Observation of robust one-dimensional edge channels in a three-dimensional quantum spin Hall insulator

TL;DR

This paper reports the experimental discovery of robust one-dimensional edge channels in a three-dimensional quantum spin Hall insulator, alpha-Bi4I4, demonstrating its topological nature and potential for quantum device applications.

Contribution

It provides the first experimental evidence of 3D QSHI edge states in alpha-Bi4I4, a material with trivial symmetry indicators but nontrivial topology from spin Chern numbers.

Findings

Edge states observed at monolayer and bilayer steps via STM

Edge channels are robust and unaffected by defects

Two independent edge channels detected at bilayer steps

Abstract

Topologically protected edge channels show prospects for quantum devices.

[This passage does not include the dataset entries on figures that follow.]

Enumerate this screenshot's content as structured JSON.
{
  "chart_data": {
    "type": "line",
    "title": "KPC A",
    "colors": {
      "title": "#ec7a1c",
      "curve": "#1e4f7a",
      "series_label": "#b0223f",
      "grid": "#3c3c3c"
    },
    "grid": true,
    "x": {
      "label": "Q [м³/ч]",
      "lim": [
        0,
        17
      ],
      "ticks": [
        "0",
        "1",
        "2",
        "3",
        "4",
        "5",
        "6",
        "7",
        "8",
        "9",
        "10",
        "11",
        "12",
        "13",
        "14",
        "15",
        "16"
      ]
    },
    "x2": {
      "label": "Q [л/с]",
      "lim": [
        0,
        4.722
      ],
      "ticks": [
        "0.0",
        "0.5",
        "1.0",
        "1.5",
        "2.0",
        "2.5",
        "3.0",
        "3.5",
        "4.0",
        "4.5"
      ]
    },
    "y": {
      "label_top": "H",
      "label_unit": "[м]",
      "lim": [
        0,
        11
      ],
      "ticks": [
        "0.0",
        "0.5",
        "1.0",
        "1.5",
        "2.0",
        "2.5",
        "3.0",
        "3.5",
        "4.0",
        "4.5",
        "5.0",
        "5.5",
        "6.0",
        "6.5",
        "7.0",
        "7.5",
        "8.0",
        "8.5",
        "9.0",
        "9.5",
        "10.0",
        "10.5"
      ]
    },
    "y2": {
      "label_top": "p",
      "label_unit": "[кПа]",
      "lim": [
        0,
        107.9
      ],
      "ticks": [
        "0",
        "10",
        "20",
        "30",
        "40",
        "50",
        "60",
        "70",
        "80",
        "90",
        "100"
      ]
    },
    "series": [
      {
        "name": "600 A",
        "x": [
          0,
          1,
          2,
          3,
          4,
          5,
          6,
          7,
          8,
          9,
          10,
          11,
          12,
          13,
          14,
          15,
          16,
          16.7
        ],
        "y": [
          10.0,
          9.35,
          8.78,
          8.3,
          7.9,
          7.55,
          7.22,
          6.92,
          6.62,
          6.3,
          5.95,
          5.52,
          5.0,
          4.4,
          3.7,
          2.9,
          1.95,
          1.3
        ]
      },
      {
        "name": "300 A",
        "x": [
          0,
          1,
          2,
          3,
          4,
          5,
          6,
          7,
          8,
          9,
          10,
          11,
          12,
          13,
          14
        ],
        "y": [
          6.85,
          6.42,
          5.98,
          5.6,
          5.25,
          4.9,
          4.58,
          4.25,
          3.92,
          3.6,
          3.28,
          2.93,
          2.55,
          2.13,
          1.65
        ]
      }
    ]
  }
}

They have been found experimentally in two-dimensional (2D) quantum spin Hall insulators (QSHIs), weak topological insulators and higher-order topological insulators (HOTIs), but the number of materials realizing these topologies is still quite limited. Here, we provide evidence for topological edge states within a novel topology named three-dimensional (3D) QSHIs. Its topology originates solely from a nonzero $S_z$ spin Chern number for each $k_z$ plane of the crystal and is realized in bulk $\alpha$-Bi$_4$I$_4$ with trivial symmetry indicators, as we show by density functional theory calculations. We experimentally observe the related edge states at each type of monolayer and bilayer step of this material by scanning tunneling microscopy. Consistently, the edge states are neither interrupted, nor backscattered by defects at the step edges corroborating their helical character as expected from the nontrivial topology. Furthermore, two individual edge channels are directly observed at bilayer steps without visible interaction gap opening, demonstrating the robustness of these edge modes against vertical stacking. Our results establish $\alpha$-Bi$_4$I$_4$ as the first material realization of a 3D QSHI whose definition goes beyond the scope of topological symmetry indicators, and provide a pathway for realizing nearly-quantized spin Hall conductivity per unit cell in a bulk crystal.